A rigid British government official called Hawthorne (Coward), dressed conspicuously and inappropriately for this tropical climate in a derby and a formal black suit and also carrying an umbrella under his arm, approaches Wormold while being followed down the street by some musicians playing solely for him. He asks Wormold as a patriotic gesture to become a spy–‘our man in Havana.’ They secretly meet in the men’s room of a bar, where Hawthorne follows the laws of spy rituals as he turns on the water taps to muffle the sound in case the room is bugged. He wants economic, military, or political info about Cuba and asks him to hire agents to help him get this info. For his spy services he will be paid a handsome salary, which is what raises Wormold’s eyebrows and tempts him to take the offer.

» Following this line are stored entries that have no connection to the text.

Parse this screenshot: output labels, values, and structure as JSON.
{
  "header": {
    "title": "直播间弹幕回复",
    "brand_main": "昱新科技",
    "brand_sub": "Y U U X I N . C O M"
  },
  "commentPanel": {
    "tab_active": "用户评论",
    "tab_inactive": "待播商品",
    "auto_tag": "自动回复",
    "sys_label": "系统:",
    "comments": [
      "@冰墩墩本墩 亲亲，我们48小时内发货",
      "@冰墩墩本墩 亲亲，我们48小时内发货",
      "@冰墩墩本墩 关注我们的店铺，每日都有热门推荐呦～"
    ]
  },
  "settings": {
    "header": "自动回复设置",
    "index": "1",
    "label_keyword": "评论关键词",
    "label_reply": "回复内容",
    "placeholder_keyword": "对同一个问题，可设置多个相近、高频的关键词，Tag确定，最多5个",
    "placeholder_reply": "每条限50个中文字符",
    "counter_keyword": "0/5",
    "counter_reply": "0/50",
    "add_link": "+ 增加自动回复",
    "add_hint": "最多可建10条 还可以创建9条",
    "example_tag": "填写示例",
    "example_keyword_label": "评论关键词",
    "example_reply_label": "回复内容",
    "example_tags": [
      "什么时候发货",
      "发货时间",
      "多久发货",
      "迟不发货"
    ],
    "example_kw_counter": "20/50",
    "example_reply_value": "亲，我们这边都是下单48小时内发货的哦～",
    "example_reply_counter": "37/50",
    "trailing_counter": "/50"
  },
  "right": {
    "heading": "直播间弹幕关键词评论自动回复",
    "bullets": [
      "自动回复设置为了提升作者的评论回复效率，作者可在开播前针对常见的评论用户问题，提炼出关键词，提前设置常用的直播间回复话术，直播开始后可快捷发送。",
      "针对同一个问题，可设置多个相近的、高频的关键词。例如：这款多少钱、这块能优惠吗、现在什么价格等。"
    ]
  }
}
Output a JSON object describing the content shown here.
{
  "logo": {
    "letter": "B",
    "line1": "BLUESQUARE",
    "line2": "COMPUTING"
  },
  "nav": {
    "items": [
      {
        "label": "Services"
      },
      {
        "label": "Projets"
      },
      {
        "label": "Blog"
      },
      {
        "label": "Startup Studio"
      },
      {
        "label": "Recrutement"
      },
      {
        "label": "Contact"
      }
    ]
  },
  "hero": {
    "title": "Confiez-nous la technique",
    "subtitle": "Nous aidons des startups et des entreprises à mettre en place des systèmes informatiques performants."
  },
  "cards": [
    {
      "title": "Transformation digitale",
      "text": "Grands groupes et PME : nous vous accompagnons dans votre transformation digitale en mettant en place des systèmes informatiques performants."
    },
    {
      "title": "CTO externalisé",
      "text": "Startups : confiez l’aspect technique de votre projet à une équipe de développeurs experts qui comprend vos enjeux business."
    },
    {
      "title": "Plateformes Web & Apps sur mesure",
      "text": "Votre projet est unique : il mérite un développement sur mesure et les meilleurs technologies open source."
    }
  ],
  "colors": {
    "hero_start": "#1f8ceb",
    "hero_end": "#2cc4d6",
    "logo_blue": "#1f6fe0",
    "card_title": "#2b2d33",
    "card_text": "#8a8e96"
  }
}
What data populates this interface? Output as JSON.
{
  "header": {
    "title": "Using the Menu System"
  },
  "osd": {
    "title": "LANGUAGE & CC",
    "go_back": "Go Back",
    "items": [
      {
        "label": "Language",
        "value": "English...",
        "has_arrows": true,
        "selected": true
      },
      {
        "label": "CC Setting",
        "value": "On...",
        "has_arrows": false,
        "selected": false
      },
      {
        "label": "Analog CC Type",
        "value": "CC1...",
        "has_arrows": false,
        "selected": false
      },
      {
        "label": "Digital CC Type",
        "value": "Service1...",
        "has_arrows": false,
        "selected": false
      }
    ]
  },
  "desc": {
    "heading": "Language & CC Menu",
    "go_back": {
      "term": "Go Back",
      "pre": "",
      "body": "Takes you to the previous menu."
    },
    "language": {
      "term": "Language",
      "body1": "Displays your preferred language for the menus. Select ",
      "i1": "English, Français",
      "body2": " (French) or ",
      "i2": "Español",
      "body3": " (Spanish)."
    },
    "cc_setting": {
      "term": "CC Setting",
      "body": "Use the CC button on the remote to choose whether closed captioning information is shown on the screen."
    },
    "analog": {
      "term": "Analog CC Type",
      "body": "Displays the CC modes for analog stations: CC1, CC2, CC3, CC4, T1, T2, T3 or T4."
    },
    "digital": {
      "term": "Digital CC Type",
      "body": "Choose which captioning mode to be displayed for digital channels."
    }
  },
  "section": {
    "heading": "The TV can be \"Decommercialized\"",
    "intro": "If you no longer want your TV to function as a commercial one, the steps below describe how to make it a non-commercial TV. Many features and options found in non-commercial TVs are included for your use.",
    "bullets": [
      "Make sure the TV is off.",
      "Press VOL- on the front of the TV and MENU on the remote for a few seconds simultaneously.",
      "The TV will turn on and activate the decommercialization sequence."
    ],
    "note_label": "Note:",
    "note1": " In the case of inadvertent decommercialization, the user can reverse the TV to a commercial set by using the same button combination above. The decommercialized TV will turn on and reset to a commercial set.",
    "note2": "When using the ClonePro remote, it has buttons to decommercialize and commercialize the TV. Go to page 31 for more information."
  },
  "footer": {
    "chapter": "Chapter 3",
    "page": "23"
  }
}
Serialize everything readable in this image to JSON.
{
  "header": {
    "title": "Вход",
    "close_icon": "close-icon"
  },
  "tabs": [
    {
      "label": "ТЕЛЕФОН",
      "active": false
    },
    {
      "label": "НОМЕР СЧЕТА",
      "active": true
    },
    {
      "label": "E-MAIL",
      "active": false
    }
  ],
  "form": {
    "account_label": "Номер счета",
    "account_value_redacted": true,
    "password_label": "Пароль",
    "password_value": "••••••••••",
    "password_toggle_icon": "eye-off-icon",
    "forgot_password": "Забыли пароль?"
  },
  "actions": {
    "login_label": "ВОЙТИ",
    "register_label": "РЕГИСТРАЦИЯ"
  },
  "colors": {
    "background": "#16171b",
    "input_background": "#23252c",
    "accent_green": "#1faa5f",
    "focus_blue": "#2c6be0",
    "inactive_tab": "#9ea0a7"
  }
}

Totally unsuited for this kind of work the timid Wormold asks his best friend, the kindly but wise German doctor, Dr. Hasselbacher (Burl Ives), what to do. He’s told to invent the agents and the info, and grab the money. Wormold follows this advice and gets the head of the Secret Service, ‘C’ (Ralph Richardson), to get the agency to spring for the money so he can join the ritzy country club in order to infiltrate where the politically elite go to relax. ‘C’ is shown as so unaware of geography, he can’t tell the difference on the office wall map between the East and West Indies.

At the club Wormold tries to recruit suitable agents, but is unsuccessful. Instead, he makes believe he has recruited these real people. Getting carried away with his mission, he falsely tells his agency that his pilot discovered a site in the mountains where there is a military installation with secret weapons. These weapons are drawn by him and look like his vacuum-cleaner parts. This info is passed on through code, as the spies use Charles Lamb’s book ” Lamb’s Tales from Shakespeare” as their way of communicating.

The agency is very happy with these drawings and send two other agents to work under him, a radio operator and a secretary, Beatrice Severn (Maureen O’Hara). A timid romance develops between him and Beatrice, but it is not convincingly done.

To represent the strongarm of a dictatorship, Ernie Kovacs plays the role of a cigar-puffing, sleazy, corrupt, womanizer who is also a politically crafty police captain. He suspects Guinness is a spy but does not deport him because he’s romantically chasing his chaste daughter in a gentlemanly way, hoping that she will marry him.

Warning: spoiler in the next two paragraphs.

The implications of what Guinness has done has led to the murder of two innocent men, and his own life is threatened by a real spy ring. The Guinness character recognizes that everything has now become real and when another vacuum-cleaner salesman (Paul Rogers) is sent to kill him, the unlikely man of action takes appropriate action against the hired assassin. He steals the police captain’s gun when they play checkers (using miniature liquor bottles as the checker pieces) and the winner has to drink the bottles he jumps. The captain wins the checker game, but Wormold out maneuvers the passed out police captain by using that time to take care of his spy business and establish a perfect alibi.

When Beatrice later on finds that his info is a hoax, she risks her job to defend him. The agency, on the other hand, is only interested in covering their asses. Therefore when he’s deported to London and confesses what he did, they fail to prosecute but instead keep him on the payroll to do speaking engagements in order to avoid public embarrassment for their agency.

This is a very genteel spoof, mainly played for entertainment value. But it is cleverly done, as Guinness, Coward, Kovacs and Richardson are all devilishly charming characters. Ives and O’Hara are capable performers but have underwritten parts, while Morrow gets nothing out of her role. She is bland and uninspiring. The film does capture the cynicism and greed of that era, and it does it in a delightful manner with a wry wit and an intricate plot.